Sometimes I will pick up a frost-flowered twig and bring it indoors to
show my children, who are used to that sort of thing.
From
stubby twigs or chunks of wood, ones that were especially replete with water,
come the most spectacular flowers of frost.
These are the ones that splay out in all directions, making a coiffured
confection of delicate ice. Sometimes
gravity, and perhaps the gentlest breath of wind, swirls them into candyfloss
curlicues that resemble nothing else in the natural world. On the very best specimens, it’s impossible
to see the wood whence all this unbelievable ice has emanated. A ridiculous pompom of teased and twizzled
whiteness nestles in the crunchy leaves like a formless creature from a vintage
psychedelic children’s programme.
Feather
frost is an attractive name, and the one I prefer for that reason, but the
pedant in me has here overlooked the fact that it doesn’t resemble feathers and
is not really frost. Technically frost derives
from water vapour that originates in the air, then freezes on contact with
objects. This phenomenon results from
water inside sodden wood that freezes in a certain way, in the right
conditions. The phenomenon is also known
as ‘frost flowers’, ‘hair ice’, ‘ice wool’ or ‘frost beard’ and doesn’t seem to
be especially well known or well documented.

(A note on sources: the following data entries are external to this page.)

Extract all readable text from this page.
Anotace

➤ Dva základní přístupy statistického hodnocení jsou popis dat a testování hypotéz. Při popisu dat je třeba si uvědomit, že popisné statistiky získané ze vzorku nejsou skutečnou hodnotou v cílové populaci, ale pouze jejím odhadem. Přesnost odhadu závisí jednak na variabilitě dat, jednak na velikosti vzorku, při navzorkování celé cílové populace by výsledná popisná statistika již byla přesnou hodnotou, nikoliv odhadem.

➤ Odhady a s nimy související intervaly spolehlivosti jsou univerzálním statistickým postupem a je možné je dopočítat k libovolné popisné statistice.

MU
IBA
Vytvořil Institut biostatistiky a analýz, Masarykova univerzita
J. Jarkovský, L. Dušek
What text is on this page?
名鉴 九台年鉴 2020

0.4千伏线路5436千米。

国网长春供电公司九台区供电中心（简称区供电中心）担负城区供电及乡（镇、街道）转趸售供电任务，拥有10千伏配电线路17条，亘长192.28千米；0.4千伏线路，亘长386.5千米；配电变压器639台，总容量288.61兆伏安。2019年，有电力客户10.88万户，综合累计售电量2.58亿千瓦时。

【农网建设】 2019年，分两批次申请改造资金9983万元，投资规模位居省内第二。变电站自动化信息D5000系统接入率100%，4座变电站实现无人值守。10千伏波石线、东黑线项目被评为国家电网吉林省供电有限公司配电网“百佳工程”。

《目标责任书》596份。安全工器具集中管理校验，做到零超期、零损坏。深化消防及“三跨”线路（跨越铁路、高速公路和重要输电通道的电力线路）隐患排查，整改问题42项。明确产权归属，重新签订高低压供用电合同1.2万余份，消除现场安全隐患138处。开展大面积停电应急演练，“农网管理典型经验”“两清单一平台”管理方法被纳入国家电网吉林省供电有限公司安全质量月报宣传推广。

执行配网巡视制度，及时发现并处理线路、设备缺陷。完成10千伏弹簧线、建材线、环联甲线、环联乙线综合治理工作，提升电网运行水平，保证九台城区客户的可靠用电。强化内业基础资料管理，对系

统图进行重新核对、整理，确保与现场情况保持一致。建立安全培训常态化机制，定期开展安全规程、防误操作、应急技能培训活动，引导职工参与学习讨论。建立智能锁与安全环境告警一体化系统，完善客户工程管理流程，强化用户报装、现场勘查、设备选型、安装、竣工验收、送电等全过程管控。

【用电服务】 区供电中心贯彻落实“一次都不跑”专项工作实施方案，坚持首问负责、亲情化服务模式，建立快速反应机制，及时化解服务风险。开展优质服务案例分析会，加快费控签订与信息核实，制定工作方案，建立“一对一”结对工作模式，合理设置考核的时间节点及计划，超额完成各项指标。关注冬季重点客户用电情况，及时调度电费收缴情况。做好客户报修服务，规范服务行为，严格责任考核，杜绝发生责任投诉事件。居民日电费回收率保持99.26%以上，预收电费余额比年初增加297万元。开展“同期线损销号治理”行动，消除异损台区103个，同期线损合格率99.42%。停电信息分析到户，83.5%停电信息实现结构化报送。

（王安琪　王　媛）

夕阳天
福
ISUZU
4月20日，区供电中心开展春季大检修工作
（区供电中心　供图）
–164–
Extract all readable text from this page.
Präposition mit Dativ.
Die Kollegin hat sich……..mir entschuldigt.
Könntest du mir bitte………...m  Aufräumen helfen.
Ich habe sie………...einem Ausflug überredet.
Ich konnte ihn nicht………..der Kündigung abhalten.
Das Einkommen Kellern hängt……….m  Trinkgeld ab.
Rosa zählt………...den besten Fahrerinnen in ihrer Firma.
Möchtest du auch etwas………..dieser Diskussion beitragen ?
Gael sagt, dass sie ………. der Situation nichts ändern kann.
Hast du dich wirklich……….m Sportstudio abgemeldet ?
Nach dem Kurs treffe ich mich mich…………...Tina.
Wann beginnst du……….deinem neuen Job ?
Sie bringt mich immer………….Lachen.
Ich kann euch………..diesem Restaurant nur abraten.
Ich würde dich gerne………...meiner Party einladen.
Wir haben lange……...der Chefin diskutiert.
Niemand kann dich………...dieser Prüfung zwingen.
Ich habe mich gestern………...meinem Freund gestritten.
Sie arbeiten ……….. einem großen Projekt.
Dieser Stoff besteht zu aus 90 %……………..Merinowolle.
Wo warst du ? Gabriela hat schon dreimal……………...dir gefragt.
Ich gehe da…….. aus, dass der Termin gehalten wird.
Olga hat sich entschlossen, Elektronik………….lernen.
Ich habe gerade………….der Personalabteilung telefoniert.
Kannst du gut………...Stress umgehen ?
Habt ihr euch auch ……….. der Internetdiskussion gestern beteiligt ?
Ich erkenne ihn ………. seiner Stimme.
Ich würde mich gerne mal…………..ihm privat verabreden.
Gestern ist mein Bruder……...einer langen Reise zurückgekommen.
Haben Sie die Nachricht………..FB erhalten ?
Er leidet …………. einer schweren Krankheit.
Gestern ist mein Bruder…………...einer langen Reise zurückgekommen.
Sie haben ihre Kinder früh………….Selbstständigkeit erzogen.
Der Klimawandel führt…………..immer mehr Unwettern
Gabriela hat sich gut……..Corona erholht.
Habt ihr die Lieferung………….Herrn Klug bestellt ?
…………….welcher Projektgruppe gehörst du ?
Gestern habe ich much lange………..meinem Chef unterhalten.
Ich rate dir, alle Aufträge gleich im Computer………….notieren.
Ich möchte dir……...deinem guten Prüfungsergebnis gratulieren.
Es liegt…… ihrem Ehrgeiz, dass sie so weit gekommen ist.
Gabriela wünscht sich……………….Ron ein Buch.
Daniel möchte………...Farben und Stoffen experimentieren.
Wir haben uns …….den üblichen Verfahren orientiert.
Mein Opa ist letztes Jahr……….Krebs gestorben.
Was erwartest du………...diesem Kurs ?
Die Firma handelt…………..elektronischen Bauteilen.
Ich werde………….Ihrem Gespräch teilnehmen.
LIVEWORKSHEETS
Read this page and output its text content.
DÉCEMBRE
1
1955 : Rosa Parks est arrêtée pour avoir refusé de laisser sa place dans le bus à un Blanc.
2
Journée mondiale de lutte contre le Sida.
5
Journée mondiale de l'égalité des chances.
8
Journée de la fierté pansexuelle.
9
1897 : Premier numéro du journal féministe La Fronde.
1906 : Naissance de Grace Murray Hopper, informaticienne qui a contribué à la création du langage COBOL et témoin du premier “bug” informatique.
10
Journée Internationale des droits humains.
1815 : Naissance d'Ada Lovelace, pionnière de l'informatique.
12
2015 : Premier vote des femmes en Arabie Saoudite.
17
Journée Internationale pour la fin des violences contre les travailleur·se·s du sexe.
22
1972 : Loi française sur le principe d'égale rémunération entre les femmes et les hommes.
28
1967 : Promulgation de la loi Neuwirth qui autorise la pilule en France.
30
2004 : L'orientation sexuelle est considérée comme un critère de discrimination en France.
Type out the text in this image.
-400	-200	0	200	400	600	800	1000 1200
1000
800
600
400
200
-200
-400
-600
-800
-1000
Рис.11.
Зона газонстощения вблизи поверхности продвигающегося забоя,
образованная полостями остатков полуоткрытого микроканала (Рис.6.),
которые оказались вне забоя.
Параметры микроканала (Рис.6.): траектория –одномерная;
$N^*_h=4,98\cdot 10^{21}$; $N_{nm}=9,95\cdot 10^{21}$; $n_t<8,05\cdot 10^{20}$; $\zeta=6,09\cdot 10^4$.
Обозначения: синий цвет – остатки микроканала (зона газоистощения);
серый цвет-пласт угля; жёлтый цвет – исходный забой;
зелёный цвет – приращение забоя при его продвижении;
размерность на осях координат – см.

It’s fairly unusual, but probably not as rare as we might think. Many people I have spoken to have never seen
or even heard of it, which is a shame, as it’s a treasure to marvel at, a piece
of pointless joy in an increasingly utilitarian world. I want to spread the word.
The place
where I live is the only one where I have ever seen feather frost, though it
undoubtedly occurs elsewhere. This spot
is suitable because it receives high rainfall, is relatively sheltered and situated
in a valley bottom close to a river, where the air is humid. It also is one of the last parts of the
valley to receive the morning sun. For
feather frost to form, conditions must be just right. According to studies, the latitude has to be
between 45 and 55 degrees North. There
needs to have been plenty of recent rain (not a problem on Dartmoor) and lying
branches or twigs, not too rotten, but fallen in recent months and nicely
waterlogged. Occasionally frost flowers
sprout on the branches of trees, where the wood is dead but not yet thoroughly rotten. My theory is that well-rotted wood does not
retain the clearly defined pores, known as medullary rays, underneath the bark
that the strands of ice must sinter through for feather frost to properly
form. The wood must be from a deciduous
tree, as softwoods don’t contain the necessary rays. Here our flowers form on beechwood. The night should be still, clear and cold,
but not too cold: around -1 or -2 degrees Celsius. Any wind would dislodge the filaments of ice
as they grow. I’ve never stayed out all
night to watch the growth of frost flowers, but I picture them pushing through the
pores like pasta through the holes of a very slow, very fine spaghetti machine.
How do the
‘hairs’ of ice stay separated and distinct, rather than forming into a single
chunk of ice, which is what usually happens at these temperatures? The reason is surprising. Like many questions in nature, the answer is
a fungus. In this case it’s Exidiopsis effusa, a waxy, greyish,
low-growing species, a fact that was only determined as recently as 2015 by a
team of scientists in western Germany, which discovered that it was this species
of fungus that enabled the filaments of ice to segregate distinctly as they
emerged from the rays in the wood. Water
near the surface of the wood freezes on contact with the cold air; more water
is drawn by suction outwards away from the wood, where it too becomes ice,
adding a new layer, and so on, incrementally through the night. The chemical properties of the fungus inhibit
the crystallisation processes of the ice, maintaining the slender, distinct
nature of each filament. The scientists found
that in more than half their sample, Exidiopsis
effusa was the only fungus present.
They then analysed the ice itself and found that it contained the
compounds lignin and tannin, by-products of the life processes of the humble
fungus that enables the formation of this extraordinary phenomenon.